Embed all thesis texts (~$4 at text-embedding-3-small rates). This gives 20+ years of walk-forward
folds and unlocks honest 365d evaluation.
Effort: Medium. Requires SanDisk mounted. ~30 min Finnhub API for returns, ~$4 OpenAI for embeddings.
-
Re-evaluate all horizons with 25K ideas
Depends on W2
With 2000–2025 data, a 365d embargo leaves ~15 years of training per fold. Run walk-forward CV with
embargo at 30d, 90d, 365d. If 365d signal reappears, it's real. If not, 30d is the signal.
Also test 7d (fastest actionable horizon).
-
W4: Author track record features
Low effort, high value
Bayesian-shrunk hit rate per author, with horizon embargo (only count prior ideas whose return
window has fully elapsed). Implementation code is in the plan doc. Requires W2 data for meaningful
author sample sizes.
-
W3: Survivorship bias fix
Data integrity
Delisted companies are missing from returns. SHORTs on bankruptcies (+100% win) and LONGs on
failures (-100% loss) are both excluded.
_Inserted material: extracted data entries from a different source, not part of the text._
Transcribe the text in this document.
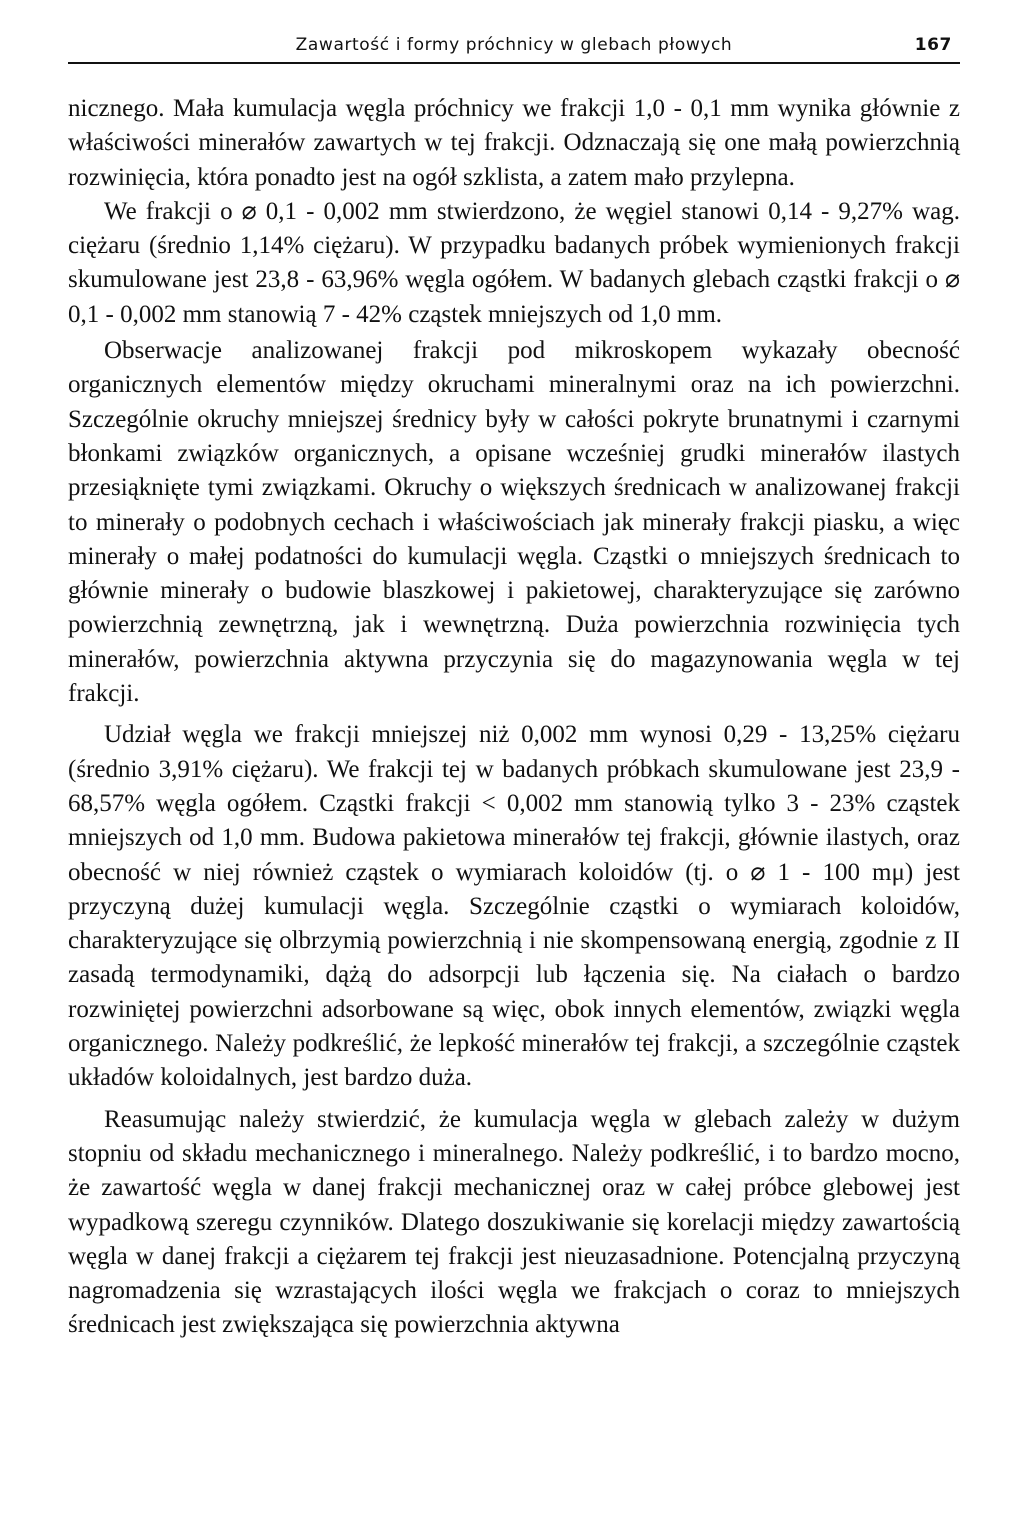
Zawartość i formy próchnicy w glebach płowych	167

nicznego. Mała kumulacja węgla próchnicy we frakcji 1,0 - 0,1 mm wynika głównie z właściwości minerałów zawartych w tej frakcji. Odznaczają się one małą powierzchnią rozwinięcia, która ponadto jest na ogół szklista, a zatem mało przylepna.

We frakcji o ⌀ 0,1 - 0,002 mm stwierdzono, że węgiel stanowi 0,14 - 9,27% wag. ciężaru (średnio 1,14% ciężaru). W przypadku badanych próbek wymienionych frakcji skumulowane jest 23,8 - 63,96% węgla ogółem. W badanych glebach cząstki frakcji o ⌀ 0,1 - 0,002 mm stanowią 7 - 42% cząstek mniejszych od 1,0 mm.

Obserwacje analizowanej frakcji pod mikroskopem wykazały obecność organicznych elementów między okruchami mineralnymi oraz na ich powierzchni. Szczególnie okruchy mniejszej średnicy były w całości pokryte brunatnymi i czarnymi błonkami związków organicznych, a opisane wcześniej grudki minerałów ilastych przesiąknięte tymi związkami. Okruchy o większych średnicach w analizowanej frakcji to minerały o podobnych cechach i właściwościach jak minerały frakcji piasku, a więc minerały o małej podatności do kumulacji węgla. Cząstki o mniejszych średnicach to głównie minerały o budowie blaszkowej i pakietowej, charakteryzujące się zarówno powierzchnią zewnętrzną, jak i wewnętrzną. Duża powierzchnia rozwinięcia tych minerałów, powierzchnia aktywna przyczynia się do magazynowania węgla w tej frakcji.

Udział węgla we frakcji mniejszej niż 0,002 mm wynosi 0,29 - 13,25% ciężaru (średnio 3,91% ciężaru). We frakcji tej w badanych próbkach skumulowane jest 23,9 - 68,57% węgla ogółem. Cząstki frakcji < 0,002 mm stanowią tylko 3 - 23% cząstek mniejszych od 1,0 mm. Budowa pakietowa minerałów tej frakcji, głównie ilastych, oraz obecność w niej również cząstek o wymiarach koloidów (tj. o ⌀ 1 - 100 mμ) jest przyczyną dużej kumulacji węgla. Szczególnie cząstki o wymiarach koloidów, charakteryzujące się olbrzymią powierzchnią i nie skompensowaną energią, zgodnie z II zasadą termodynamiki, dążą do adsorpcji lub łączenia się. Na ciałach o bardzo rozwiniętej powierzchni adsorbowane są więc, obok innych elementów, związki węgla organicznego. Należy podkreślić, że lepkość minerałów tej frakcji, a szczególnie cząstek układów koloidalnych, jest bardzo duża.

Reasumując należy stwierdzić, że kumulacja węgla w glebach zależy w dużym stopniu od składu mechanicznego i mineralnego. Należy podkreślić, i to bardzo mocno, że zawartość węgla w danej frakcji mechanicznej oraz w całej próbce glebowej jest wypadkową szeregu czynników. Dlatego doszukiwanie się korelacji między zawartością węgla w danej frakcji a ciężarem tej frakcji jest nieuzasadnione. Potencjalną przyczyną nagromadzenia się wzrastających ilości węgla we frakcjach o coraz to mniejszych średnicach jest zwiększająca się powierzchnia aktywna
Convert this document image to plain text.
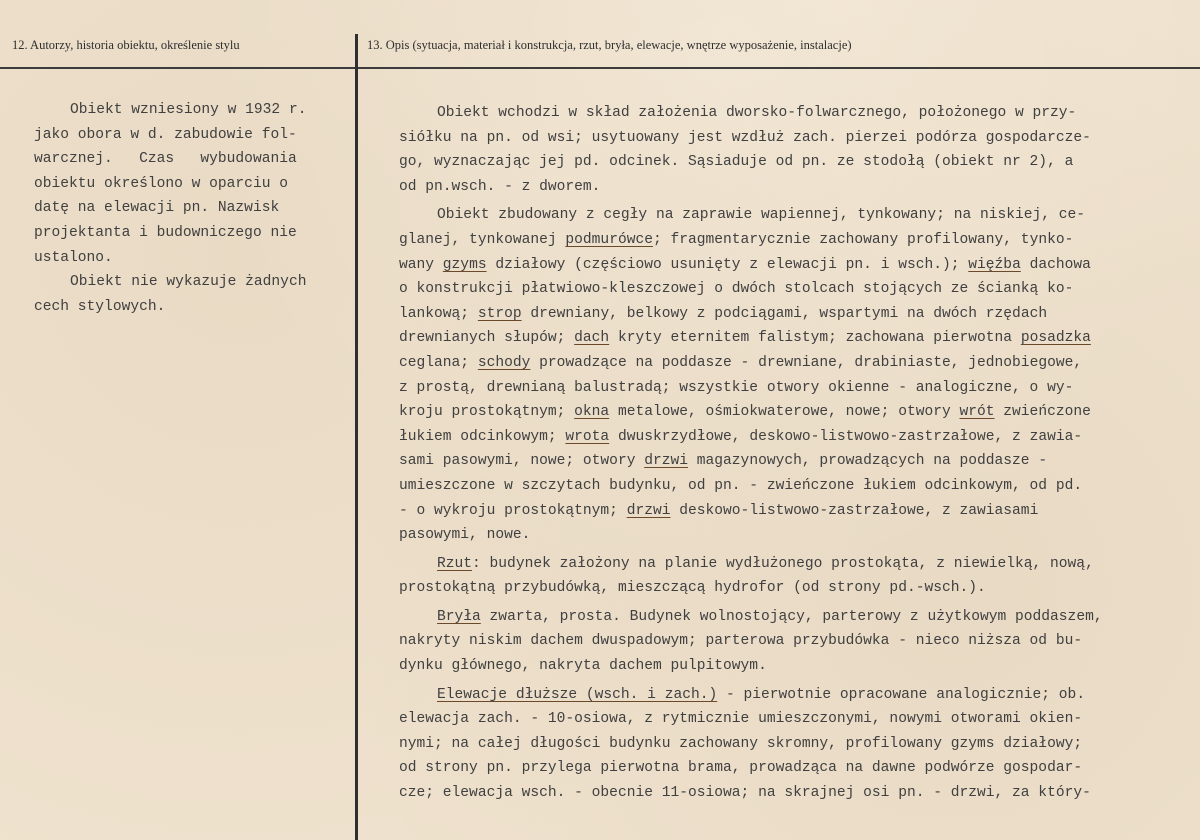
12. Autorzy, historia obiektu, określenie stylu	13. Opis (sytuacja, materiał i konstrukcja, rzut, bryła, elewacje, wnętrze wyposażenie, instalacje)
Obiekt wzniesiony w 1932 r.
jako obora w d. zabudowie fol-
warcznej.   Czas   wybudowania
obiektu określono w oparciu o
datę na elewacji pn. Nazwisk
projektanta i budowniczego nie
ustalono.
Obiekt nie wykazuje żadnych
cech stylowych.
Obiekt wchodzi w skład założenia dworsko-folwarcznego, położonego w przy-
siółku na pn. od wsi; usytuowany jest wzdłuż zach. pierzei podórza gospodarcze-
go, wyznaczając jej pd. odcinek. Sąsiaduje od pn. ze stodołą (obiekt nr 2), a
od pn.wsch. - z dworem.
Obiekt zbudowany z cegły na zaprawie wapiennej, tynkowany; na niskiej, ce-
glanej, tynkowanej podmurówce; fragmentarycznie zachowany profilowany, tynko-
wany gzyms działowy (częściowo usunięty z elewacji pn. i wsch.); więźba dachowa
o konstrukcji płatwiowo-kleszczowej o dwóch stolcach stojących ze ścianką ko-
lankową; strop drewniany, belkowy z podciągami, wspartymi na dwóch rzędach
drewnianych słupów; dach kryty eternitem falistym; zachowana pierwotna posadzka
ceglana; schody prowadzące na poddasze - drewniane, drabiniaste, jednobiegowe,
z prostą, drewnianą balustradą; wszystkie otwory okienne - analogiczne, o wy-
kroju prostokątnym; okna metalowe, ośmiokwaterowe, nowe; otwory wrót zwieńczone
łukiem odcinkowym; wrota dwuskrzydłowe, deskowo-listwowo-zastrzałowe, z zawia-
sami pasowymi, nowe; otwory drzwi magazynowych, prowadzących na poddasze -
umieszczone w szczytach budynku, od pn. - zwieńczone łukiem odcinkowym, od pd.
- o wykroju prostokątnym; drzwi deskowo-listwowo-zastrzałowe, z zawiasami
pasowymi, nowe.
Rzut: budynek założony na planie wydłużonego prostokąta, z niewielką, nową,
prostokątną przybudówką, mieszczącą hydrofor (od strony pd.-wsch.).
Bryła zwarta, prosta. Budynek wolnostojący, parterowy z użytkowym poddaszem,
nakryty niskim dachem dwuspadowym; parterowa przybudówka - nieco niższa od bu-
dynku głównego, nakryta dachem pulpitowym.
Elewacje dłuższe (wsch. i zach.) - pierwotnie opracowane analogicznie; ob.
elewacja zach. - 10-osiowa, z rytmicznie umieszczonymi, nowymi otworami okien-
nymi; na całej długości budynku zachowany skromny, profilowany gzyms działowy;
od strony pn. przylega pierwotna brama, prowadząca na dawne podwórze gospodar-
cze; elewacja wsch. - obecnie 11-osiowa; na skrajnej osi pn. - drzwi, za który-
Cross-reference VIC symbols against delisting databases.
-
W5: Direction-aware evaluation
Quick win
Single model with is_long feature, but report Spearman and quintiles separately for LONG and
SHORT subsets. SHORT signal may be stronger (VIC members are better at finding overvalued stocks).
-
W7: Portfolio-level backtest
Proves tradability
Monthly formation of top-decile LONG + bottom-decile SHORT portfolio. Compute Sharpe, drawdown,
turnover with realistic constraints (slippage, borrow costs, position limits).
-
W6: Discovery timing
Live pipeline prep
Measure empirical lag cost: compute alpha at T+0, T+1, T+3, T+7 and check if rankings change.
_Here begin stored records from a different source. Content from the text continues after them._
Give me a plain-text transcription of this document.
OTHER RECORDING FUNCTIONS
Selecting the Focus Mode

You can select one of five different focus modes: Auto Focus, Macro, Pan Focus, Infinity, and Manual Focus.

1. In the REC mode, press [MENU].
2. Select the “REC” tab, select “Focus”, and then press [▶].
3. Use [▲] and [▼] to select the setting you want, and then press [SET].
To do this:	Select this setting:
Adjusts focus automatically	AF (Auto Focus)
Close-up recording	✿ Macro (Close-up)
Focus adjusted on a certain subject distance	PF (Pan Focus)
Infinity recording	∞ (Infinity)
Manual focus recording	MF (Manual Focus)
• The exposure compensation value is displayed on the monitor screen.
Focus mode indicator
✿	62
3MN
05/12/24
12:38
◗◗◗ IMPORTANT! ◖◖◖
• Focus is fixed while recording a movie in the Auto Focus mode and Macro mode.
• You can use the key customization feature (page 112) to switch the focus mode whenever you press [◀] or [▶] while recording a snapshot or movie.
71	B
Connect to moneygun event log (nvme/paper/o/) for real discovery timestamps.
Execution Order
Now Then After
┌─────────────────┐ ┌──────────────────┐ ┌──────────────────┐
│ W2: Scale data │──────────▶│ Re-eval all │────────▶│ W7: Portfolio │
│ 25K ideas │ │ horizons w/ │ │ backtest │
│ all sectors │ │ embargo │ │ (proves tradable)│
│ ~$4 embed cost │ │ (365d testable!) │ └──────────────────┘
└─────────────────┘ └──────────────────┘
│ │
▼ ▼
┌─────────────────┐ ┌──────────────────┐
│ W4: Author │ │ W5: Direction │
│ track record │ │ split eval │
│ (needs data) │ │ (LONG vs SHORT) │
└─────────────────┘ └──────────────────┘
│
▼
┌─────────────────┐
│ W3: Survivorship│
│ bias fix │
│ (delisted cos) │
└─────────────────┘
CLI Reference
# Standard run (30d with embargo — the honest evaluation)
python -m finance.vic_analysis.predict_robust --no-fundamentals --horizon 30d
# Compare with/without embargo
python -m finance.vic_analysis.predict_robust --no-fundamentals --horizon 365d # with embargo (honest)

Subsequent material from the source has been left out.